Tenants v Landlords
28 May 2025May 2025 – A silent war is raging between tenants and landlords.
This commercial purpose of a rent review, according to British Gas Corporation v Universities Superannuation Scheme (1987), and Equity & Law Life Assurance Society plc v Bodfield (1987), is to keep the rent in line with current property values having regard to the current value of money.
So a rent review to open market rent is only fit for that purpose if the methodology for the open market rent is supportive. Ideally, the open market should be tested but, as the tenant is in occupation, that is not allowed. Instead, a hypothetical scenario assumes that a market exists and that it is not necessary to identify who would want the premises, only to know that someone somewhere would.
The question then arises as to what rent this hypothetical tenant would agree? It is reasonable to assume it would not be less than a hypothetical landlord would agree. But, nowadays, according to surveyors when acting for tenants, the answer is the same as the passing rent and only as much as that because the rent payable after the review is agreed or ascertained would not be lower than the rent payable before the review.

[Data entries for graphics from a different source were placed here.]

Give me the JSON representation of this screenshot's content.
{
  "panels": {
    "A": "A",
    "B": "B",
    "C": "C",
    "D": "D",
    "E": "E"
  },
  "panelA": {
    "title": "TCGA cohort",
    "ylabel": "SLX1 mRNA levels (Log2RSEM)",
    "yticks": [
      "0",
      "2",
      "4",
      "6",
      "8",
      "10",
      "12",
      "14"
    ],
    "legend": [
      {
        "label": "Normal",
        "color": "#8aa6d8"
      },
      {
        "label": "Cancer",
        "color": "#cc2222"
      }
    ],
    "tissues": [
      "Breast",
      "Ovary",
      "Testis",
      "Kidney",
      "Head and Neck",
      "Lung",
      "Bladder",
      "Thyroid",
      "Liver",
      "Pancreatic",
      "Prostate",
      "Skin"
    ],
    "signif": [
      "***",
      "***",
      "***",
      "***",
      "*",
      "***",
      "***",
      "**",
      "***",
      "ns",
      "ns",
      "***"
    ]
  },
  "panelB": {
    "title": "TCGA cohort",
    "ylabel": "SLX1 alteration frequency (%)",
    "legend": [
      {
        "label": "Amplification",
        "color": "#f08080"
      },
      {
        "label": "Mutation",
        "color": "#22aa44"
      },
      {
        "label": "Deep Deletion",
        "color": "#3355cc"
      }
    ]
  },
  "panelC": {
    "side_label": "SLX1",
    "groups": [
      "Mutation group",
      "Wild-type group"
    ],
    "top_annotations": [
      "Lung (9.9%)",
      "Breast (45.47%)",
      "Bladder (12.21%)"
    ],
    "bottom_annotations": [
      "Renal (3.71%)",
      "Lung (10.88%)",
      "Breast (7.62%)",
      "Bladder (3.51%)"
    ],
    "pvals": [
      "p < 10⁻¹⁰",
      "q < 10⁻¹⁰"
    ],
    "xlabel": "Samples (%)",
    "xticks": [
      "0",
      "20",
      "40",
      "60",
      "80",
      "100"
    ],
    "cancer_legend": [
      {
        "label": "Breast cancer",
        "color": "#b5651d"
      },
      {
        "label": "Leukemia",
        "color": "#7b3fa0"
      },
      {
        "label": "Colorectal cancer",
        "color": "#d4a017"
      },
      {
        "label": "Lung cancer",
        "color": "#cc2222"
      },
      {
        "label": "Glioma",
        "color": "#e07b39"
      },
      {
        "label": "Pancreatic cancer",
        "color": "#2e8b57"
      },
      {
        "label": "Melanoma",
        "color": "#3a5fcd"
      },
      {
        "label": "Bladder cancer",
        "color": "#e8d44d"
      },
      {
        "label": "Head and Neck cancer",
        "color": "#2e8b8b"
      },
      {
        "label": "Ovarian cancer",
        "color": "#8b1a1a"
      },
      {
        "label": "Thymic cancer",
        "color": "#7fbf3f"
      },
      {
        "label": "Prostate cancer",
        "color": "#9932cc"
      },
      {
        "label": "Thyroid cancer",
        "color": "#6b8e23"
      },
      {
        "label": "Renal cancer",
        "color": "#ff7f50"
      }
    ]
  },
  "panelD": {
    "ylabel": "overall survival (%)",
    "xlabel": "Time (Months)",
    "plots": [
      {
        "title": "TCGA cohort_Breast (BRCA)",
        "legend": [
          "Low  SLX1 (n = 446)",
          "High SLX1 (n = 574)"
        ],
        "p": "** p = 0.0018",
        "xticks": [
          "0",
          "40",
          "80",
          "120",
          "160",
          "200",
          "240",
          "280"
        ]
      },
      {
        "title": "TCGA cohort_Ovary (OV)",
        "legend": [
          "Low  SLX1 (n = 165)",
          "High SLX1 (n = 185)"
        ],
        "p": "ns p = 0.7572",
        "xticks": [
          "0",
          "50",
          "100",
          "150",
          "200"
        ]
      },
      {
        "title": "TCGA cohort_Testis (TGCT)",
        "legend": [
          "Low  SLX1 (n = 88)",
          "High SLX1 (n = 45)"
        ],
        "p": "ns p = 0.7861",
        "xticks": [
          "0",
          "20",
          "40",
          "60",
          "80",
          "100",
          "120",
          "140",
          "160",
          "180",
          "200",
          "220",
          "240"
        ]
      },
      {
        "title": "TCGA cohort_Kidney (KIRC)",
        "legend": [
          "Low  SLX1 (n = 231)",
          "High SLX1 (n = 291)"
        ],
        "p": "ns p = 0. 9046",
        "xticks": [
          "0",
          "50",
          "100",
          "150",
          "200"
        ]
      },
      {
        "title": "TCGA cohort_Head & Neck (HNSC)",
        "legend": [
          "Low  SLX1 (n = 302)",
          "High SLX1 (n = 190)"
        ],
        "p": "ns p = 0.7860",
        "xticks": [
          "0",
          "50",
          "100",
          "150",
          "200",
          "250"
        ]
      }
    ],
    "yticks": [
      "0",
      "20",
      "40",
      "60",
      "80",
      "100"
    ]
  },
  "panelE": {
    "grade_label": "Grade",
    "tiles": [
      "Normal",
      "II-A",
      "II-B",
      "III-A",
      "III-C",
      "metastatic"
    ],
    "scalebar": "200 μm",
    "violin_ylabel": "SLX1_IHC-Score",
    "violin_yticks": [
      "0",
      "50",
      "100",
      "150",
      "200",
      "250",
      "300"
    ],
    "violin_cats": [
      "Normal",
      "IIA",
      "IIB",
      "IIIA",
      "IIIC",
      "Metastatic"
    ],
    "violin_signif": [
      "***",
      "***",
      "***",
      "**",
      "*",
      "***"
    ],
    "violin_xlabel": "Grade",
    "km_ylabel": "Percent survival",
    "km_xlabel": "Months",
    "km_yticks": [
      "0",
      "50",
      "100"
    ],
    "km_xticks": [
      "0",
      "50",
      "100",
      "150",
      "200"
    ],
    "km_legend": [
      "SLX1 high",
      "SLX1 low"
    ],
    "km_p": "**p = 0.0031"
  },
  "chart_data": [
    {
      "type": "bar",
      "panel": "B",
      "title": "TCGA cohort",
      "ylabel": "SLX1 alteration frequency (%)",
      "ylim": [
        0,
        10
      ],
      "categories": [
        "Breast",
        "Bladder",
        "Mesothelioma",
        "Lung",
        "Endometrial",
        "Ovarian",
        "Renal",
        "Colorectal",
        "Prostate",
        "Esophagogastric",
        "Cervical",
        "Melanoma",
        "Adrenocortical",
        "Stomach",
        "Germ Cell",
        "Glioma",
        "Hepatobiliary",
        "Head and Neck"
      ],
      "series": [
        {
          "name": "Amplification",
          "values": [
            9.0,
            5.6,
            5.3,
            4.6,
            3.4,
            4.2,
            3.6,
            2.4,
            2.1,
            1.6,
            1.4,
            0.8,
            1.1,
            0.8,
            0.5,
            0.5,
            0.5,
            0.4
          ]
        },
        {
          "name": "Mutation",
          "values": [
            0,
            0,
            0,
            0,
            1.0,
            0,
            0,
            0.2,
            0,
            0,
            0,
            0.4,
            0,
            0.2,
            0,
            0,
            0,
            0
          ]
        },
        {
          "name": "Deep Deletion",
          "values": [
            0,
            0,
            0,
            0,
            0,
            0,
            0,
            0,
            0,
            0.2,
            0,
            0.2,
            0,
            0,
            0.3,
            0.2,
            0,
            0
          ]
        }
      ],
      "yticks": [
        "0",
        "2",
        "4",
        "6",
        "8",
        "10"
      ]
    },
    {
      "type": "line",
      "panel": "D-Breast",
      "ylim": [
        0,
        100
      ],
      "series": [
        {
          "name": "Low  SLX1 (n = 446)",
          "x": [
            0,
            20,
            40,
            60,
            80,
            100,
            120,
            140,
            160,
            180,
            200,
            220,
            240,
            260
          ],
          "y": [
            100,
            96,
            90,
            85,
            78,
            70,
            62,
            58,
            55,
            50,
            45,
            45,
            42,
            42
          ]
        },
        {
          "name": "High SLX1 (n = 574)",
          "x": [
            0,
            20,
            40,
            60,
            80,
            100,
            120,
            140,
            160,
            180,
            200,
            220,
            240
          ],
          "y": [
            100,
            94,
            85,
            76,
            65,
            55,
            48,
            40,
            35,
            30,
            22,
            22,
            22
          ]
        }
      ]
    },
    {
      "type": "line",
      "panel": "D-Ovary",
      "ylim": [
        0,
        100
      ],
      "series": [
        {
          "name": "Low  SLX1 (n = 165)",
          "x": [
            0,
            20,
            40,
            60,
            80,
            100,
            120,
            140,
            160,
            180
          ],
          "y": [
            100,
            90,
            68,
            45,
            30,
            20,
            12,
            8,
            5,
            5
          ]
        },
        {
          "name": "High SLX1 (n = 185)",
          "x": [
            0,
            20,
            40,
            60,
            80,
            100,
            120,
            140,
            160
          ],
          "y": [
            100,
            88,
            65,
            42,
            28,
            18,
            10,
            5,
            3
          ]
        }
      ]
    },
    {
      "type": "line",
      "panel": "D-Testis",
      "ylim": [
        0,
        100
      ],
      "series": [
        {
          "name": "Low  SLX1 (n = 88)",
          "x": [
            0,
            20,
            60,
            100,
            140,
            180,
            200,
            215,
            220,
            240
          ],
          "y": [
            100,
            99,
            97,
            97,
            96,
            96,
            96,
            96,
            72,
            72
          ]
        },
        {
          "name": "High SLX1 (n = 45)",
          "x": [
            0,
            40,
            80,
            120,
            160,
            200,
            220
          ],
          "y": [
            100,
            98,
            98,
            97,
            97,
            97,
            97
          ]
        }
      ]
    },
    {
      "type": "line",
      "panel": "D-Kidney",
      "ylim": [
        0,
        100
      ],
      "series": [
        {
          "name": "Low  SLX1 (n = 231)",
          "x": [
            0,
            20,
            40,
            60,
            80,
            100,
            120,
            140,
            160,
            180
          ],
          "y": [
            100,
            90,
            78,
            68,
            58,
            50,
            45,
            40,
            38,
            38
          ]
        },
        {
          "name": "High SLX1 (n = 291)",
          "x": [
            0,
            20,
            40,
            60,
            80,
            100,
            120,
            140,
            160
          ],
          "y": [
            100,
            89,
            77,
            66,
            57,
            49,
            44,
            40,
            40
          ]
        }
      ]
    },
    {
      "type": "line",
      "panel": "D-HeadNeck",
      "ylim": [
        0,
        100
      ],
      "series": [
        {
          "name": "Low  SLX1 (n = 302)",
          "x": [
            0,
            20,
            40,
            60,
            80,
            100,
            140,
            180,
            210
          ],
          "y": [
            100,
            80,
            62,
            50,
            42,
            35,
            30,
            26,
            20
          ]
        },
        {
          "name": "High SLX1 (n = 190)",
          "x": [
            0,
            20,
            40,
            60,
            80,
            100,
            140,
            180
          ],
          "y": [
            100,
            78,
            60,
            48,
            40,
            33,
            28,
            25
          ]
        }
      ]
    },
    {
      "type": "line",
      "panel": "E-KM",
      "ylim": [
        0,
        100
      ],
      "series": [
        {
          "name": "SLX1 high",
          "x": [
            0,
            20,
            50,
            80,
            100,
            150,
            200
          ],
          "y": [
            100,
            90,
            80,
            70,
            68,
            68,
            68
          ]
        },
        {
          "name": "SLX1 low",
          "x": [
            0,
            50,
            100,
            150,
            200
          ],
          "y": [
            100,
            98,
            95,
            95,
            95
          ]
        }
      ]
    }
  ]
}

Which means that such surveyors are acting for the actual tenant, not the hypothetical tenant. Their stance is subjective, not objective. This is all very well in negotiations for amicable agreement. After all, if the actual tenant succeeds in convincing the landlord to concede, all well and good.
It is, however, unacceptable on referral. The overriding duty to the ‘tribunal’ is for a reason. It is to reinforce the need to be professional, to be objective. So the surveyor has a conflict of interest: on one hand, to do the client’s bidding, on the other to be objective. As the French would say, good idea in practice, but will it work in theory? No – the client is more important. I regret having to say this but, in my experience, most chartered surveyors I’ve encountered on referral fail the test of integrity: their opinion would not be the same if acting for the other party.
It is costing landlords a fortune having to go to a third party to get the message across. It is also costing tenants to defend. The contest ruins the landlord and tenant relationship and tarnishes chartered surveyors, whose virtual monopoly for professional work makes them sitting ducks for criticism.
This war is wrong on so many levels. It’s obvious that most surveyors don’t care. Why should they? It’s not their property, not their risk, not their money. Except it is their problem – because the more landlords that are aggrieved, the more tenants that cannot get what they want, the more likely they will never instruct an external surveyor again.